8) Once packages has been loaded, we have to correctly initialize the system. FuelPackageLoader has a setting to send class side #initialize or not. For most cases it works. But in other cases (like the case of PharoKernel or any Smalltalk boostrap), the initialize has to be done in a careful order. Therefore, the initialize is done manually in a script called initCore.st. That scripts not only sends the #initialize to classes but also performs all the necessary actions to get back a headfull (not headless) working Pharo image. So the step now is to run:

/Users/mariano/Pharo/VM/Pharo.app/Contents/MacOS/Pharo /Users/mariano/PhD/Marea/Fuel/PharoKernelExperiments/blog/PharoKernel-1.4.image initCore.st


9) Finally!!!! If everything was fine, we should now have a working Pharo image built from a PharoKernel.
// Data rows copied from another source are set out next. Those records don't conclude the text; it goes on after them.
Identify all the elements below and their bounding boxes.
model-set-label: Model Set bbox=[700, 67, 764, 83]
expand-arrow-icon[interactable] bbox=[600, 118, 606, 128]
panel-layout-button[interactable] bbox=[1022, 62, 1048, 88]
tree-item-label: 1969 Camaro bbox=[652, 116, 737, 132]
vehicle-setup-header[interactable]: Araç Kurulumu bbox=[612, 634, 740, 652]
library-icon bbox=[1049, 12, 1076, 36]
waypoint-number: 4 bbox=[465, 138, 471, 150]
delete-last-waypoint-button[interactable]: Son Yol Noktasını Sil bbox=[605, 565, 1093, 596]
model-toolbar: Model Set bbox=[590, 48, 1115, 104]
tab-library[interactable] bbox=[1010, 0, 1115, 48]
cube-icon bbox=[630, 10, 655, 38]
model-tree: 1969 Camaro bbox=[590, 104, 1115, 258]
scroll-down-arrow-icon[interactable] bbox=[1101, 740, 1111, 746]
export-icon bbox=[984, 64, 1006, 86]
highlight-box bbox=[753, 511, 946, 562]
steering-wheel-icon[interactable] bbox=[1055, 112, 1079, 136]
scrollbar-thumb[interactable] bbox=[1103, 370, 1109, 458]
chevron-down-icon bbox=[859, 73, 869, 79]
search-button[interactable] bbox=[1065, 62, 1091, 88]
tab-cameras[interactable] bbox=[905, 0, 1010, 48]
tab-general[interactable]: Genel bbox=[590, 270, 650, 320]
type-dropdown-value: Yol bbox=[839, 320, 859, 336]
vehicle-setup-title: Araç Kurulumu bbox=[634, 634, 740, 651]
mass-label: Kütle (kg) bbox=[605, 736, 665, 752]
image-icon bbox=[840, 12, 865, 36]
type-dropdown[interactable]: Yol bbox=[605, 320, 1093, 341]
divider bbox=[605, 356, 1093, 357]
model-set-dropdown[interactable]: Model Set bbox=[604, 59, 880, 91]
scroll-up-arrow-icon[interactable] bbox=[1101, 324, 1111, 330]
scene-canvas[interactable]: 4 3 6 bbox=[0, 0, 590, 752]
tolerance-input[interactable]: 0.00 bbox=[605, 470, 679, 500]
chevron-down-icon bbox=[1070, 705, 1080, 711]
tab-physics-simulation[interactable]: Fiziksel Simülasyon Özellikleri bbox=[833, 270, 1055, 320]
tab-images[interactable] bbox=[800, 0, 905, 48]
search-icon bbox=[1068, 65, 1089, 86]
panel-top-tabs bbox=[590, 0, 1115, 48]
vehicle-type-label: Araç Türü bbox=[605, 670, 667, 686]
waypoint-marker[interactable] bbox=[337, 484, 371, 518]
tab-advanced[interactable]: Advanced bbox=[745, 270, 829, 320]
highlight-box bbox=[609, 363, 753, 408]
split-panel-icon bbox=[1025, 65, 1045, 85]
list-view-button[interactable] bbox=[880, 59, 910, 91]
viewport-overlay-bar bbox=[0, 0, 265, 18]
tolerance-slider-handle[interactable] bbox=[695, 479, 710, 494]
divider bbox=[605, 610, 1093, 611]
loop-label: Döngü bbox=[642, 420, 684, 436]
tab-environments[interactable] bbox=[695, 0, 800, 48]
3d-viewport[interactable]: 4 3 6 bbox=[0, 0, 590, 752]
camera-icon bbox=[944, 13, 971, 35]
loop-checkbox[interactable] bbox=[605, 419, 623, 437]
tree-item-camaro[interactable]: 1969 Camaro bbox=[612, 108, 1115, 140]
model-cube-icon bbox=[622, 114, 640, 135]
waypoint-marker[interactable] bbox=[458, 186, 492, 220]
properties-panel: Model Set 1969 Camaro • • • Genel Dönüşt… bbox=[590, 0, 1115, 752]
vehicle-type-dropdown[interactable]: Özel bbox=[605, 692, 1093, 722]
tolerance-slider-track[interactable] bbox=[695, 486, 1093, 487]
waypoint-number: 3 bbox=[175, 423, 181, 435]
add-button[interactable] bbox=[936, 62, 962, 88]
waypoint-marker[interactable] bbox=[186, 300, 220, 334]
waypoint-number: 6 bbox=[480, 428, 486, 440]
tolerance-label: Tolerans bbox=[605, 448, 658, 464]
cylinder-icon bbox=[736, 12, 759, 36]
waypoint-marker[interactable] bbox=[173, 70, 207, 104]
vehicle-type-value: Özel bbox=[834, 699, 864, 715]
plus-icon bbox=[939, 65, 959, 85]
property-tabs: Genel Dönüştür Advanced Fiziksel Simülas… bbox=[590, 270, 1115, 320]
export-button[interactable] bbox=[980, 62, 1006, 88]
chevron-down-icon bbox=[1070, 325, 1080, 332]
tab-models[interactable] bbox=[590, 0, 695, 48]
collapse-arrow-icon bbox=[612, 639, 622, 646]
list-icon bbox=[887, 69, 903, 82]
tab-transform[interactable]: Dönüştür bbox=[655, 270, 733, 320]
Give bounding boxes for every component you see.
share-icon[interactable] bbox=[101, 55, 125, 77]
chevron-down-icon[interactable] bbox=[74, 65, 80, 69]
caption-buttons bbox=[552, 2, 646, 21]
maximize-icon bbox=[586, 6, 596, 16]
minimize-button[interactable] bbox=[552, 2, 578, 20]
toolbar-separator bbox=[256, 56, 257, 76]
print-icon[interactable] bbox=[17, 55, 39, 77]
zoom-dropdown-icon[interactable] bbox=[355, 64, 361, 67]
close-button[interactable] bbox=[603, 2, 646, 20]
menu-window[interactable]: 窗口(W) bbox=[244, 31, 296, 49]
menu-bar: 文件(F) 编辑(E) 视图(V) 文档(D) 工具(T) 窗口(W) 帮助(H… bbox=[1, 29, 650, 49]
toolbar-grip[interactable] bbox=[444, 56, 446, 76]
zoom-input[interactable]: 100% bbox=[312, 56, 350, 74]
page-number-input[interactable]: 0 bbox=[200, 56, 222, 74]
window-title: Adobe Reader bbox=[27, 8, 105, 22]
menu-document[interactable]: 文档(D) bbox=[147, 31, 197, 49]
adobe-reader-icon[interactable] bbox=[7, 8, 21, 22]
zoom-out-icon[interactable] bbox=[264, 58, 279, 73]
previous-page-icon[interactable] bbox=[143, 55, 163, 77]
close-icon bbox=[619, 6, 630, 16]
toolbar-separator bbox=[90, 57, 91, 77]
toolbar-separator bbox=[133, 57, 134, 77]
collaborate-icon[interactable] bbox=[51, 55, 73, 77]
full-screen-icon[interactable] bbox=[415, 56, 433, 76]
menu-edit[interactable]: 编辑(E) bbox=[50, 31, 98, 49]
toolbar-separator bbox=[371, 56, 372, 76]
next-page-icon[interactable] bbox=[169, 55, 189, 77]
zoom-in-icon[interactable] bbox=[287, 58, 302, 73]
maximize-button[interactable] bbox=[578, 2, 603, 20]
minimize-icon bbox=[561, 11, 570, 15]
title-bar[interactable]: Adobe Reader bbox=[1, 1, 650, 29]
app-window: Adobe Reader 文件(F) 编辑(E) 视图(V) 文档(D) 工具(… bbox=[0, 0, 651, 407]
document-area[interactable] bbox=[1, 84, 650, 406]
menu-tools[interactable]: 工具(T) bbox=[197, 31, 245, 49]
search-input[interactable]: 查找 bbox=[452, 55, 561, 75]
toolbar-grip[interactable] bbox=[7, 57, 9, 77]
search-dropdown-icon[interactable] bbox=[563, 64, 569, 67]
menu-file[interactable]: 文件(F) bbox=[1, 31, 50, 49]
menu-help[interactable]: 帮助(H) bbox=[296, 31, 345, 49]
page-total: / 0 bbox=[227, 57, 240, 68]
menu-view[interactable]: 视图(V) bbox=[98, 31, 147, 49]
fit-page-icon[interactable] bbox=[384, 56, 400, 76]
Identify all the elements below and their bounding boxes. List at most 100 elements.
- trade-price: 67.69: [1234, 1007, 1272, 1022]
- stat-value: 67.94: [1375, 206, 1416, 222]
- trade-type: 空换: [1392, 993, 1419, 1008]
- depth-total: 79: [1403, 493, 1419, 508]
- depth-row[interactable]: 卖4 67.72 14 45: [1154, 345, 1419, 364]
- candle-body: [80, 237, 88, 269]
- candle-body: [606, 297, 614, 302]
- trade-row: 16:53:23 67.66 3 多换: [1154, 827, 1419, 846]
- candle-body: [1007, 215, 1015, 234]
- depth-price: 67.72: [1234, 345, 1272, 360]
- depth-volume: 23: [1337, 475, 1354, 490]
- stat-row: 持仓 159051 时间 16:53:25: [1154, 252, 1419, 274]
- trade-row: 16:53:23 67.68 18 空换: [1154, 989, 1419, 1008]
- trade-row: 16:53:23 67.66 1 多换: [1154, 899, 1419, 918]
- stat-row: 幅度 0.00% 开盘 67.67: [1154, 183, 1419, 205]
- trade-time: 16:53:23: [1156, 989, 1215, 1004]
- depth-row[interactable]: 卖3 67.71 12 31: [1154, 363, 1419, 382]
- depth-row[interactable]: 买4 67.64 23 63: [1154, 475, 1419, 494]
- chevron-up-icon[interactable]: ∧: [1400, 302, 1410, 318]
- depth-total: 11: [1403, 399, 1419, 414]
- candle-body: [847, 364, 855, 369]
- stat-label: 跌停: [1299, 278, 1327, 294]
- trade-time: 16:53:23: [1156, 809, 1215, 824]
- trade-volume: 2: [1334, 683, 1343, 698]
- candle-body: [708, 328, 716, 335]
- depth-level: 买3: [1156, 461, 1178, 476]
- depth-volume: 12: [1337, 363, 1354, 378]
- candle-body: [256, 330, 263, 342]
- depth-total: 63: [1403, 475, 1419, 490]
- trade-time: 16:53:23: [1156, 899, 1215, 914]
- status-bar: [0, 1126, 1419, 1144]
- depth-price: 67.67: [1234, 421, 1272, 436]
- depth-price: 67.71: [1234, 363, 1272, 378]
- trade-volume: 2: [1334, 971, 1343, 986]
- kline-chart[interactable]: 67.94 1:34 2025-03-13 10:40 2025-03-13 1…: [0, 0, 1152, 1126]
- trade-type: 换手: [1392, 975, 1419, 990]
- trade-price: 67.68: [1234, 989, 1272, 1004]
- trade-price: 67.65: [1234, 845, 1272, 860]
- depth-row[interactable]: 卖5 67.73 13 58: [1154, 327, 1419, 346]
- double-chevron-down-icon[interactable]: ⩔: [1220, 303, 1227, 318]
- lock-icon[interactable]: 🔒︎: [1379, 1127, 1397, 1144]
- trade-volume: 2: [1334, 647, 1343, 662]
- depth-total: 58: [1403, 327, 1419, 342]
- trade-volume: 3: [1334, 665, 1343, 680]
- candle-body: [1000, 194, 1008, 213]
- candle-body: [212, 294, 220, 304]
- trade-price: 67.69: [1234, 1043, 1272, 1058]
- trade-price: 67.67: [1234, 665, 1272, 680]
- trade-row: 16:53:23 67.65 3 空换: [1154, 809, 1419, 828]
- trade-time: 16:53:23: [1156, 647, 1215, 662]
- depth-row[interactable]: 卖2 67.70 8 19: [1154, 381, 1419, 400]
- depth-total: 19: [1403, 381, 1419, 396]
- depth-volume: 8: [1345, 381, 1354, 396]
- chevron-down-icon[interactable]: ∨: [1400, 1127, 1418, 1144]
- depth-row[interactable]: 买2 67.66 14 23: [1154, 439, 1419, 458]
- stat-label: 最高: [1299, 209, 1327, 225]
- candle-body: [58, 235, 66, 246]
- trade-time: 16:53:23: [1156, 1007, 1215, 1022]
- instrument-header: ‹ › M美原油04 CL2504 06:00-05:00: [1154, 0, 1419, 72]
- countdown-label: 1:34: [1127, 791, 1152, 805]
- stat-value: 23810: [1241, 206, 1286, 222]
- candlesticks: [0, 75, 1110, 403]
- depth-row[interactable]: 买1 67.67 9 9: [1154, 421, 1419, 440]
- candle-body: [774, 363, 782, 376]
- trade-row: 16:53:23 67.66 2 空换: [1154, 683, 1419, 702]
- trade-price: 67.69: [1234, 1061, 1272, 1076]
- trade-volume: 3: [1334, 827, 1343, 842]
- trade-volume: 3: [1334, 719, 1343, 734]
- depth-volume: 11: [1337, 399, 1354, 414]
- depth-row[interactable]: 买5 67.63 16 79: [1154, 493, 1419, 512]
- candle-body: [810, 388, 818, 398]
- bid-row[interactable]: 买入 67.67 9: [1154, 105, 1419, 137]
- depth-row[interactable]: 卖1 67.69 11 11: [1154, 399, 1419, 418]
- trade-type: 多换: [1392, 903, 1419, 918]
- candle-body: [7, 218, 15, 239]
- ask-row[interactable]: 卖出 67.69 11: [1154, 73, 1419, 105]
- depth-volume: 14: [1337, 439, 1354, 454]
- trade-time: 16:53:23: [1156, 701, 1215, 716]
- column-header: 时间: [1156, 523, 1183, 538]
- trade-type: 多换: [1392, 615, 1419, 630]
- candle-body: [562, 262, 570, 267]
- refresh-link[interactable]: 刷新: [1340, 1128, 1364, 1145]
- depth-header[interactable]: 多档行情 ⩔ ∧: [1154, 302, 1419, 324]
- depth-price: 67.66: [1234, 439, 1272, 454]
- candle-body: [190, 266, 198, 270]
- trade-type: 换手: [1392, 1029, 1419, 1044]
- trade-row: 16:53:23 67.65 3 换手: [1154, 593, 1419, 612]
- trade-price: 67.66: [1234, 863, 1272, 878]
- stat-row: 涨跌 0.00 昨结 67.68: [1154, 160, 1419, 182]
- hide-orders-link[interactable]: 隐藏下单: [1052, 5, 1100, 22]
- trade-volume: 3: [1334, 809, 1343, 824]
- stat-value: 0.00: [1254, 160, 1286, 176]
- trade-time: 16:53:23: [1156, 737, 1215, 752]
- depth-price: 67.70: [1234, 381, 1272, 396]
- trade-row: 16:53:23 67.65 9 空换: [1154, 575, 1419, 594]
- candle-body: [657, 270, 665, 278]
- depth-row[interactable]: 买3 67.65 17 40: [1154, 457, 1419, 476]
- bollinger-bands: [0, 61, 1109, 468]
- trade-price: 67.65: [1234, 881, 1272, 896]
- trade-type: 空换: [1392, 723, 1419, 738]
You can just open PharoKernel-1.4.image and give it a try 🙂

## Conclusions

• It is possible to have a minimal image without compiler and boostrap from there a bigger image.
• The performance seems quite good so far (of course we still need to add lots of things)
• FuelMetalevel (the package to serialize and materialize classes) is working really well since it could serialize and materialize almost all classes and traits from Pharo.

## Known limitations

For this experiment of exporting and importing packages we are using FuePackageLoader. This is a prototype and we still have lots of missing features. In fact, that’s why Martin is now as a student in the GSoC project 😉  The current limitations are:

• We are not exporting source code, timestamp, class comments, etc.
• We are not doing all needed validations nor recompiling in those cases that may be necessary.
• We are not updating instances if the classes already existed in the image.
• and more…. (read here for more details).